Tuesday, 2 March 2021

Is there a case for the Union? 2: Great British Values


One of the favourite arguments of unionists is that the UK is held together by a strong set of uniquely British values. On closer examination, these turn out to be not uniquely British at all. Precisely what these values are is generally left vague, but it seems to include things like democracy, rule of law, fair play, and linking rewards to merit. That there is nothing uniquely British about any of these should be obvious, but somehow seems not to be to many. Worse still is that the claimed values aren’t even adhered to much of the time. Earlier this week, in response to the government’s decision to drastically reduce aid to Yemen, Jeremy Hunt said that "…abandoning a forgotten country and people is inconsistent with our values”. Whilst it’s true that it goes against what he wants us to believe the UK’s values are, it is in fact entirely consistent with the UK’s practiced values. It isn’t the first time that the UK has abandoned a forgotten country and people, as the Kurds, to name just one example, could readily attest. Yesterday, we saw the former president of France sentenced to a term in jail for dishonesty in office - can anyone seriously imagine that happening to the UK's current cabinet, where the rule of law is also supposed to be the norm?

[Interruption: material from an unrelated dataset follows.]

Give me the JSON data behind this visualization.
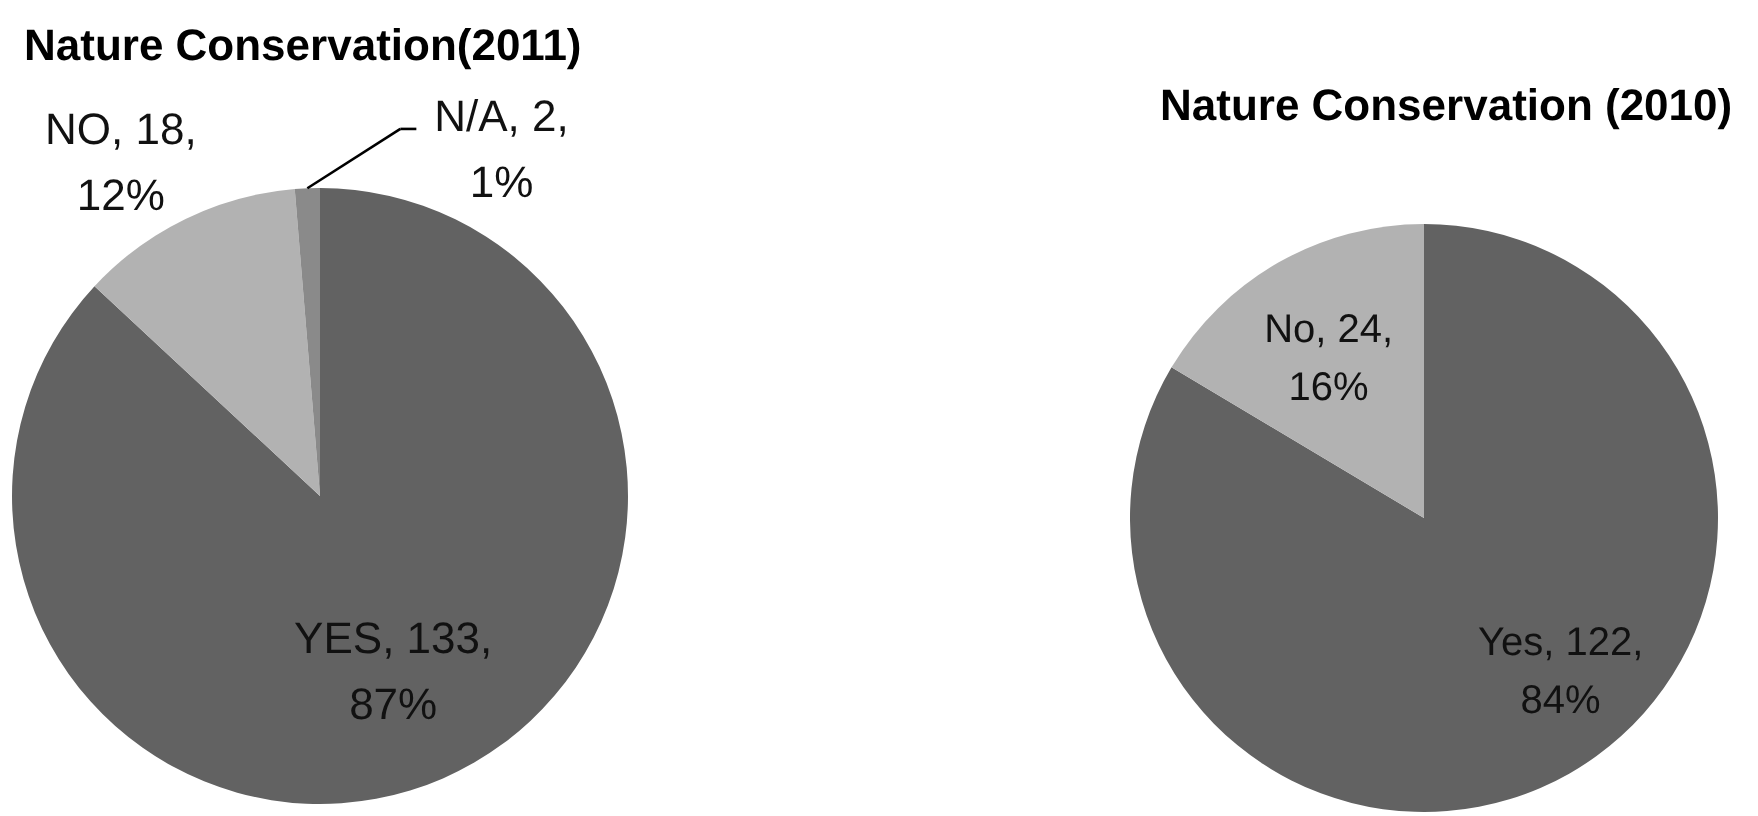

It isn’t just in the field of foreign policy that the UK’s stated values and its displayed values are at odds.  We know that the majority of the UK’s lawmakers are unelected and hold their positions by dint of government appointment, heredity, or high office in one particular English Christian denomination. We have a compulsive and inveterate liar at the head of the UK government, and ministers who breach the law with impunity. Bullying is acceptable, and awarding jobs and contracts to individuals and companies with no open procurement process has become almost the norm. Inequality is significant and growing. More resources are devoted to tackling benefit fraud than tax avoidance and evasion, although it is the latter which has the greater cost.

An objective observer would rapidly conclude that the following are closer to being key British values than those generally claimed:

·        Autocracy is better than democracy.

·        Lies are worth more than honesty and truthfulness.

·        Poverty is the fault of the poor themselves, but those who already have plenty should receive more whether they work for it or not. And money made through speculation against the interests of the majority of citizens is the most highly-prized of all.

·        Inequality is a good thing, and the more unequal people are the better.

·        Obeying the law is optional for governments and the privileged, and not paying taxes is acceptable as long as you’re rich. Donating lots of money to the governing party can help with both of these.

·        Foreigners are to be looked down on and kept out.

·        Awarding jobs and contracts to friends is easier than assessing merit.

·        Britain is superior to all other countries in all respects, and others should know their place.

In fairness, most of the above list (apart from the last) aren’t actually uniquely British either, but the combination does more to define the 21st Century UK than the pretend values so often mouthed by its leaders. If I were looking for a strong argument for the union which would appeal to those currently inclined to support independence, I wouldn't try and base it on some vague reference to abstract and theoretical 'British' values which aren’t even the ones by which the country lives.